Google disagrees with the idea that the right-to-be-forgotten should also be applied upon the countries outside the Europe.

Google’s only confirmation is that it is acting in accordance with the local laws as well as within the standards set by the European Court. What is more, Google makes a promise to remove the respective links from all European Google versions simultaneously.

Nevertheless, it has also beeen pointed out that one still could have found a link on the non-European version of Google.

As a feedback Google has delisted links as well on Google.com, Google.co.kr and Google.com.mx.

The application of the right to be forgotten in France challenged by Wikimedia

24. October 2016

Since the ECJ established the right to be delisted from search engines (right to be forgotten) in 2014, Google has received numerous requests from individuals and organizations regarding the deletion of search results that contain their personal data which is not any more current, correct, relevant or which causes damages to the data subjects. The right to be forgotten refers to certain domains, such as co.uk; fr, de, es or nl.

However the French DPA requested Google to delete these results from all Google search domains (including .com). As Google did not fully comply with this request, the French DPA (CNIL) imposed Google a fine early this year.

As the French Highest Court has still to decide about this, Wikimedia, the parent company of Wikipedia, filed a petition in order to take part in the case and support Google France regarding the ongoing dispute about implementation of the “right to be forgotten”. Wikimedia’s legal counsel said in a statement that “no single nation should attempt to control what information the entire world may access”. Furthermore, she added that the application of the right to be forgotten involves the disappearance of several Wikimedia websites, which has an impact on the availability of knowledge.

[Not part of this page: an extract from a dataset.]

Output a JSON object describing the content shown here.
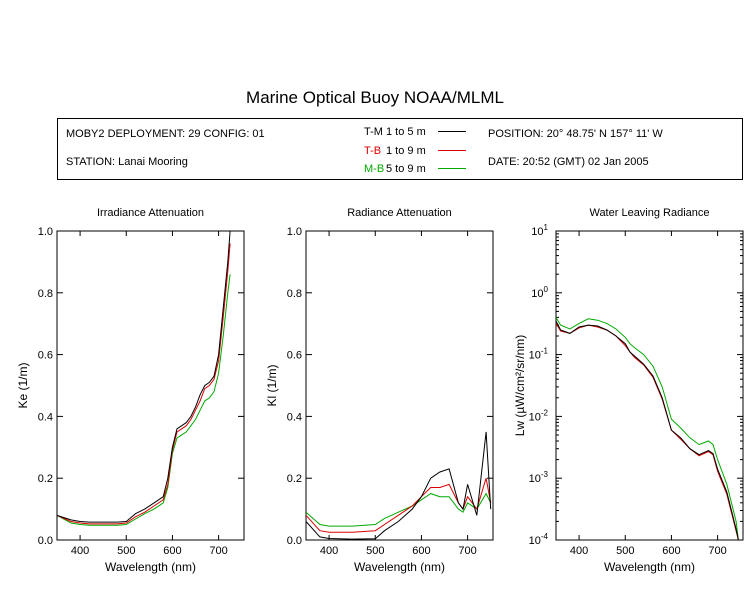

Not only in France, but also in other jurisdictions is Google facing similar processes regarding the application of the right to be forgotten.

French DPA launches public consultation on GDPR

21. June 2016

In June 2016, a public consultation process about the GDPR was opened by the French DPA (CNIL). The consultation is based on the topics that the WP 29 identified as having priority in its action plan for the implementation of the GDPR, published beginning 2016.

The consultation aims at encouraging stakeholders to formulate questions regarding the GDPR in order to identify potential interpretation difficulties. Once the main questions and difficulties have been addressed, the WP 29 will issue guidelines regarding the relevant topics. The CNIL also offers the possibility to formulate questions about other topics, which are not directly mentioned in the consultation.

The main topics that are object of the current consultation are the institution of the DPO, Privacy Impact Assessments (PIA), data protection certifications and the right to data portability.

The consultation is opened until the 15th July 2016 and stakeholders can participate through the CNIL´s website. After that, the French DPA will publish a summary with the contributions.